Support from the International Crisis Group (ICG) came, in particular, for most of the Iraq Study Group's major recommendations mentioned above, and also for its further conclusions that a re-engagement with the Israeli-Palestinian conflict, a 'reintegration' of former Baath Party members, and efforts to allow a more inclusive political process in Iraq, were all necessary steps towards addressing the country's - and the region's - problems. However, the praise from the ICG was qualified.

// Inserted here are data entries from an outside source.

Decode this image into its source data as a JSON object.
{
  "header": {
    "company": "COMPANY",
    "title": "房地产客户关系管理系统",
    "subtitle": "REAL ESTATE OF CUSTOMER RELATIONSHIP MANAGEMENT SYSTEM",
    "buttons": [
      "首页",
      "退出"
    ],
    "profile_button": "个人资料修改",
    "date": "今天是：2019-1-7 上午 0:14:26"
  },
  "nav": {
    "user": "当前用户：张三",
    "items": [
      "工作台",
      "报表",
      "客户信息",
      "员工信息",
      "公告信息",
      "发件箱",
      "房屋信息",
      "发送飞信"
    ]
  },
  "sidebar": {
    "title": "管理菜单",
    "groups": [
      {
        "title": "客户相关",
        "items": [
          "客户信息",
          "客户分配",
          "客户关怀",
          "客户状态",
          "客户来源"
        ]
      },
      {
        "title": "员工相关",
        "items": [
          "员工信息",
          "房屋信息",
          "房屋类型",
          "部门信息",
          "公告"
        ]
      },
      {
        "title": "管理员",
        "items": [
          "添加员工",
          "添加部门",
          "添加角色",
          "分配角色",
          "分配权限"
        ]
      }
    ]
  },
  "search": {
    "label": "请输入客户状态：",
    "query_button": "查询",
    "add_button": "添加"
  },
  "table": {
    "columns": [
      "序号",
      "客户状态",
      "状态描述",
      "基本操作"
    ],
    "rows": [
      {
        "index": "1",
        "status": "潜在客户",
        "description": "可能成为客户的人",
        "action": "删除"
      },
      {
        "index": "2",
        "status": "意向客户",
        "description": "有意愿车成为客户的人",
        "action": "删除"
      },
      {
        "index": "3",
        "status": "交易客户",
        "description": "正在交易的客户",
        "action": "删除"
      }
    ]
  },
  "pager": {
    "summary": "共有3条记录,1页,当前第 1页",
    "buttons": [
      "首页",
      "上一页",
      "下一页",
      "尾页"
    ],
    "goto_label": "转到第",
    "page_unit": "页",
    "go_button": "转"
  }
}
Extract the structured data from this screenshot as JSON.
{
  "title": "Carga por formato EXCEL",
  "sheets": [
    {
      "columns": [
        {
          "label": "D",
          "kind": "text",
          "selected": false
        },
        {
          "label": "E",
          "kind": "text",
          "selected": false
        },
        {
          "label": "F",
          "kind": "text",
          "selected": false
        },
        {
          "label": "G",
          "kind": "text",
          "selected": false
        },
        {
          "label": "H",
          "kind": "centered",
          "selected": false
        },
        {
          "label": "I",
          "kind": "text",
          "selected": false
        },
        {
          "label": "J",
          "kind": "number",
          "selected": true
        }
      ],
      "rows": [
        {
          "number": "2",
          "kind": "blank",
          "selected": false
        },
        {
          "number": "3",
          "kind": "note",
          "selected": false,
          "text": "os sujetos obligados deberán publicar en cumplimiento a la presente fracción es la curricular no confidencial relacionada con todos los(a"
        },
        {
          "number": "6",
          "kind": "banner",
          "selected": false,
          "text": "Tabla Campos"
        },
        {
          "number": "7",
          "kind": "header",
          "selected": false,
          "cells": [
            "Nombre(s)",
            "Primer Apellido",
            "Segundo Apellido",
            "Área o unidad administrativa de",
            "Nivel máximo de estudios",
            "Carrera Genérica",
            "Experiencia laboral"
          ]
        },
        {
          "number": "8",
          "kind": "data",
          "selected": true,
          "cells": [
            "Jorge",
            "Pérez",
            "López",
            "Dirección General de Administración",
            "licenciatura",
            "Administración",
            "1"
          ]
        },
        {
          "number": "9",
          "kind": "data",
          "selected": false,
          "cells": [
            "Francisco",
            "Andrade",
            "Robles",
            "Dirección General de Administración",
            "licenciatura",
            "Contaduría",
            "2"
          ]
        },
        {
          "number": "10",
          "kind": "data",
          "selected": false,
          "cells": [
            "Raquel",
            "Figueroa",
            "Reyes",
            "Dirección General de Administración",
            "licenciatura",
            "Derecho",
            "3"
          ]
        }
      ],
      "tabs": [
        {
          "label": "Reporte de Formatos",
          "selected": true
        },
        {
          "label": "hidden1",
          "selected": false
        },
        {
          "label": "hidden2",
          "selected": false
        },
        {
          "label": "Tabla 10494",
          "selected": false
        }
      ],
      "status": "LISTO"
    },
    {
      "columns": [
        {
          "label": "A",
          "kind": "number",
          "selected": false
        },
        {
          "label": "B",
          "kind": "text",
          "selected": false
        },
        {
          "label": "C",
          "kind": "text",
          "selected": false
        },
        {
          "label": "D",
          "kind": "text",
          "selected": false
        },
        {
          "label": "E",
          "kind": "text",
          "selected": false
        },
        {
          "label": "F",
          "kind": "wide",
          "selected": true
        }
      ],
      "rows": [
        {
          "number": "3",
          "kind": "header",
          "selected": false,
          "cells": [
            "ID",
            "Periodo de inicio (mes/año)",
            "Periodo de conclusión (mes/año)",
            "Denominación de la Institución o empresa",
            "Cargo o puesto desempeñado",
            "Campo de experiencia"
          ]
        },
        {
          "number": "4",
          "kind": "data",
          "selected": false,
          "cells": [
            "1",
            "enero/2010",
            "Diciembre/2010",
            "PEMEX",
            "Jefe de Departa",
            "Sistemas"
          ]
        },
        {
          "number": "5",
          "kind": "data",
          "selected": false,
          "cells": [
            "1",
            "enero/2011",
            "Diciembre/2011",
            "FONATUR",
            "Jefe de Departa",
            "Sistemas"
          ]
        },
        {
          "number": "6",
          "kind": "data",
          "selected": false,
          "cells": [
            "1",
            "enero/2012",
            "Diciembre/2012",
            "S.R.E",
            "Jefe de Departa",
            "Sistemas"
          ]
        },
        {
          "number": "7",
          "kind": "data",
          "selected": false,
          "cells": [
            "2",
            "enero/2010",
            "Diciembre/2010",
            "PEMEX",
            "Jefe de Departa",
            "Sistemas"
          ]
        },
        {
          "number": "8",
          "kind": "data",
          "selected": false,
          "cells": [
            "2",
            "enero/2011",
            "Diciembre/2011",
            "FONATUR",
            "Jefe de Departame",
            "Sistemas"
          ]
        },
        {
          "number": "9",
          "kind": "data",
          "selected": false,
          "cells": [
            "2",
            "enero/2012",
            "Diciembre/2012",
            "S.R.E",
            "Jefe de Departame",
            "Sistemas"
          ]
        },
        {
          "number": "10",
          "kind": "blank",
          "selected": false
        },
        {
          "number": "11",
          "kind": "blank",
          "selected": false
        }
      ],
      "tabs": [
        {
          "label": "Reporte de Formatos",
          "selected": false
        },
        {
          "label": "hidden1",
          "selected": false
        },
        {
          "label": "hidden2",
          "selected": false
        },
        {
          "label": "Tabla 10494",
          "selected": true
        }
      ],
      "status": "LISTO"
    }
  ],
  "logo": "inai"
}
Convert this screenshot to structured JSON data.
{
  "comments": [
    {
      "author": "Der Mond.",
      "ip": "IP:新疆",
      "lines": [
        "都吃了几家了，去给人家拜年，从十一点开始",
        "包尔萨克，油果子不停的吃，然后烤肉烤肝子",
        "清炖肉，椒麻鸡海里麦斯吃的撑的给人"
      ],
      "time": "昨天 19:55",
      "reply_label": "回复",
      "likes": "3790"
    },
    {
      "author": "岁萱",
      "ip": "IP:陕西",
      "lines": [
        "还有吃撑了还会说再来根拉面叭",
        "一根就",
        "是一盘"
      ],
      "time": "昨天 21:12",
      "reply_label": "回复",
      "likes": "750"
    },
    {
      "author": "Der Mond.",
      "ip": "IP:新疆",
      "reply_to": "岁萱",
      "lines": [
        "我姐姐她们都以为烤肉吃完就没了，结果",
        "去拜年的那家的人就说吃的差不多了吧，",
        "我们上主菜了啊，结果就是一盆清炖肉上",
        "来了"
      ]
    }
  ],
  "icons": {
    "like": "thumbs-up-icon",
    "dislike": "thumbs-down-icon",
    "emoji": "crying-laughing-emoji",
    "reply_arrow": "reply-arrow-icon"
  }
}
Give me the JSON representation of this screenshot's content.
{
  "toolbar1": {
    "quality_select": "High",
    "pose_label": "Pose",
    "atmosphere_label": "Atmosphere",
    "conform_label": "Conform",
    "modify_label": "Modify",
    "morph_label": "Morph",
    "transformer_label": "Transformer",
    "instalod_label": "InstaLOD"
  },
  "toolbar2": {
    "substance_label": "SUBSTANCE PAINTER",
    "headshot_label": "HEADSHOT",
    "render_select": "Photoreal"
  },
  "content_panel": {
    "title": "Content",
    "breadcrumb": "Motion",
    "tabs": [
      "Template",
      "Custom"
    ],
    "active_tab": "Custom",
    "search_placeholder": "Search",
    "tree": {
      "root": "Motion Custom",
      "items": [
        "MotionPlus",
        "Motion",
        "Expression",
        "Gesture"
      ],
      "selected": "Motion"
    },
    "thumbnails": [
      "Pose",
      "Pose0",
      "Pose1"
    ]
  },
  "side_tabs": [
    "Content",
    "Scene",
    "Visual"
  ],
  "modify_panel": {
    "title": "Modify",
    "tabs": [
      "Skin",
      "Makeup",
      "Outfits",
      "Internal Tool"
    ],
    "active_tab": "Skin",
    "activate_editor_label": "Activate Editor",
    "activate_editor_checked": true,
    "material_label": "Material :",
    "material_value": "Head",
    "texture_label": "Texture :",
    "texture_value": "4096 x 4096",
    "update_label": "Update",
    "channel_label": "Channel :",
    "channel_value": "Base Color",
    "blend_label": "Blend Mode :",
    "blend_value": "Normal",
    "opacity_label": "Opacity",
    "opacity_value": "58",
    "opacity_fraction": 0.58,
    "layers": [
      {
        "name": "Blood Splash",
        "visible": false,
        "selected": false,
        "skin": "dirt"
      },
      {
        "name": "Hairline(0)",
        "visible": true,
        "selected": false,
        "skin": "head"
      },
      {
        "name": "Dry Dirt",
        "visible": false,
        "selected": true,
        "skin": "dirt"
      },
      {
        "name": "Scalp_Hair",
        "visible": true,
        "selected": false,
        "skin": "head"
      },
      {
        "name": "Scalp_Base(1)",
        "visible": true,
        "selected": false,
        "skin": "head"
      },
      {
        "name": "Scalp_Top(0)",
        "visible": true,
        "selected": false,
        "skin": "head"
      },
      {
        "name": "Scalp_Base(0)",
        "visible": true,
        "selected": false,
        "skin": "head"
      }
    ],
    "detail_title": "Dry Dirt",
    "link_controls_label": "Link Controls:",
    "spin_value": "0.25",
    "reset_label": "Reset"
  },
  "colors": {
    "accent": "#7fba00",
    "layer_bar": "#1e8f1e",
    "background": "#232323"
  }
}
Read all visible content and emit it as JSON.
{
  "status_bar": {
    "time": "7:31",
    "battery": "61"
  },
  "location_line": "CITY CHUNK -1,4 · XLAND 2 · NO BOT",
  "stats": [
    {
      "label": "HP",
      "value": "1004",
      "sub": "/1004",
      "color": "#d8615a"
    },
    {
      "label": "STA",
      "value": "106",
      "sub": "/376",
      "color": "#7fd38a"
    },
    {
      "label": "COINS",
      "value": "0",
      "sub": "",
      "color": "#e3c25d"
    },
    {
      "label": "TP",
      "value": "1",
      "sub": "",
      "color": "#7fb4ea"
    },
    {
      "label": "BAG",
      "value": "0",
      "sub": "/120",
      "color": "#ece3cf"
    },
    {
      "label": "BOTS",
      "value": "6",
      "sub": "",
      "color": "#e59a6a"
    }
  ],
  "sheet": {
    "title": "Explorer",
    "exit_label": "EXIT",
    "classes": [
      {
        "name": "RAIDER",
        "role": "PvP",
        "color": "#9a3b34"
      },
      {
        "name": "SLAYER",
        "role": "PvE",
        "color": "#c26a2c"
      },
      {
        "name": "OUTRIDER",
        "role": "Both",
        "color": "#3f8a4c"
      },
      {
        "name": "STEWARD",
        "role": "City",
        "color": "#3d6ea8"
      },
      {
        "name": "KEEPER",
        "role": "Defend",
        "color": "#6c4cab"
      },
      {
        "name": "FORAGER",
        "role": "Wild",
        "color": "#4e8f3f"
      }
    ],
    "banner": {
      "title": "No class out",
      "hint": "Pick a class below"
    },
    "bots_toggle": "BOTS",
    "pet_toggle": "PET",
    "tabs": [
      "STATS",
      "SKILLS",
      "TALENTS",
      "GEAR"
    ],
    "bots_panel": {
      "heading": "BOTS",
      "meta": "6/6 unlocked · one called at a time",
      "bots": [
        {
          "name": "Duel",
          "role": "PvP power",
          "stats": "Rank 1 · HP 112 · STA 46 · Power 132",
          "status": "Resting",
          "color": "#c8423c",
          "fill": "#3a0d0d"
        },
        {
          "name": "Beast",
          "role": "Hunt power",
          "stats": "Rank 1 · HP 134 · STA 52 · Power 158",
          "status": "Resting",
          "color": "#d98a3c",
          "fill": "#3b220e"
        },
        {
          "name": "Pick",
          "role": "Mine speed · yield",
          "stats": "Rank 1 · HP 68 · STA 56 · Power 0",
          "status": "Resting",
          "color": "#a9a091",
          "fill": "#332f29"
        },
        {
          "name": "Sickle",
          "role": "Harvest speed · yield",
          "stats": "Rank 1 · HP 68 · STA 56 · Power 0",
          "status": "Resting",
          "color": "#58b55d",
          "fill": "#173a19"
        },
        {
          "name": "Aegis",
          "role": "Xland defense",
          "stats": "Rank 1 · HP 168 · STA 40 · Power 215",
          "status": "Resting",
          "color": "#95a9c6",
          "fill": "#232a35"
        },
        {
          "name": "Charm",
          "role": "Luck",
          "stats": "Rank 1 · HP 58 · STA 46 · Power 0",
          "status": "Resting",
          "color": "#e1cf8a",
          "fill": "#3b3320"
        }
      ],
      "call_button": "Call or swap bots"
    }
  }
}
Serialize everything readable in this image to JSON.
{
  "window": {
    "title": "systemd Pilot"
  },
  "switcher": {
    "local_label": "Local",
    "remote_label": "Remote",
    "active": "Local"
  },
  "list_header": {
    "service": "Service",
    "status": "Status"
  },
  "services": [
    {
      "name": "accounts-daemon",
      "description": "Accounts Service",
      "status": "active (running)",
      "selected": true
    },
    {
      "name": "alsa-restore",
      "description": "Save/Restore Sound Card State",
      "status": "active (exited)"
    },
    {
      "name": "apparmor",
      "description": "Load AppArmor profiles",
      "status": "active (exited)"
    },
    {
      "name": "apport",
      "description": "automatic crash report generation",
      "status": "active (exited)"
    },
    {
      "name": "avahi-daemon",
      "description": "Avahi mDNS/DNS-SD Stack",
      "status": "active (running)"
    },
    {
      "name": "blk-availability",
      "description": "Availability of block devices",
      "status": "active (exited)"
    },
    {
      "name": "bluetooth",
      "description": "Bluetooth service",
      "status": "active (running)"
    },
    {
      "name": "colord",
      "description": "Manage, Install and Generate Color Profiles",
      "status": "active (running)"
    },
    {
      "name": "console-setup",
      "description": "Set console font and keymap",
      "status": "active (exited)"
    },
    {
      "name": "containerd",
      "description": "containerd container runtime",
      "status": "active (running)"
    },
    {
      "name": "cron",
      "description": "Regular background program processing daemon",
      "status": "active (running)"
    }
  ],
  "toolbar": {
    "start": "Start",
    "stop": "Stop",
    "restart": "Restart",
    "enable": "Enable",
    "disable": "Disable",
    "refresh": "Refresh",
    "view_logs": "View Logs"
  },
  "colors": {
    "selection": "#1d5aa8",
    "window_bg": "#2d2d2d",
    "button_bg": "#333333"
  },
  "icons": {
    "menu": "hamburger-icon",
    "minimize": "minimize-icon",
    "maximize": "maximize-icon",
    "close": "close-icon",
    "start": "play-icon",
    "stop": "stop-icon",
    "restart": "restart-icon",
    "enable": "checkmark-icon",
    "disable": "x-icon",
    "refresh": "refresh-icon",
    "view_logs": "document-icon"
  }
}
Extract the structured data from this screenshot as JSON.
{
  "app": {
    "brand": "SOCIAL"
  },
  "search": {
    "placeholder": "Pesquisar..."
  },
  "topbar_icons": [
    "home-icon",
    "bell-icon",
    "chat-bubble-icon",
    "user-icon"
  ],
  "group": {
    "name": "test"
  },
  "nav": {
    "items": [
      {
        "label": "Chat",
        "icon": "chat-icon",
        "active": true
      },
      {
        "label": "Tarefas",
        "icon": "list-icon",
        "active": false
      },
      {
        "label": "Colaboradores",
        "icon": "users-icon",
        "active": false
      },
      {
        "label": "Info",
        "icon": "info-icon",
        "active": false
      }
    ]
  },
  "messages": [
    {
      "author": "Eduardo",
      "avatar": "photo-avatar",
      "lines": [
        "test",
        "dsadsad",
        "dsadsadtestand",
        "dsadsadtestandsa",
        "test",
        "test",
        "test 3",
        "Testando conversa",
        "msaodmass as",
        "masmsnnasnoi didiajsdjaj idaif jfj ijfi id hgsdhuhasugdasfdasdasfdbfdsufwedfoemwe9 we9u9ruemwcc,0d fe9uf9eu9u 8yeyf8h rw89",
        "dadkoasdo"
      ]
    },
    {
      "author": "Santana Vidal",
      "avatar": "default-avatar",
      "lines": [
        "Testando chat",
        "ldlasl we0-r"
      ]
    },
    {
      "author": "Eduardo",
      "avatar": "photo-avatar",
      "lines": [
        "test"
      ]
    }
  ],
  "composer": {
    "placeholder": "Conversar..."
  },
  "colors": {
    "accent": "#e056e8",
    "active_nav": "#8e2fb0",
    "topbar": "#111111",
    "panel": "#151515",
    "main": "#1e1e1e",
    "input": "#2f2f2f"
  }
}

Its report argued that the study failed to match its conclusions with sufficiently radical proposals for bringing about fundamental policy change. For example, the ICG criticised the Iraq Study Group for not having stressed the centrality of multi-lateralism in processes attempting to address the situation in Iraq. In terms of building regional co-operation, which it views as vital to the long-term resolution of the conflict, the ICG also advocated 'altered strategic goals' on the part of the US, 'renouncing in particular ambitions to forcibly remodel the Middle East'.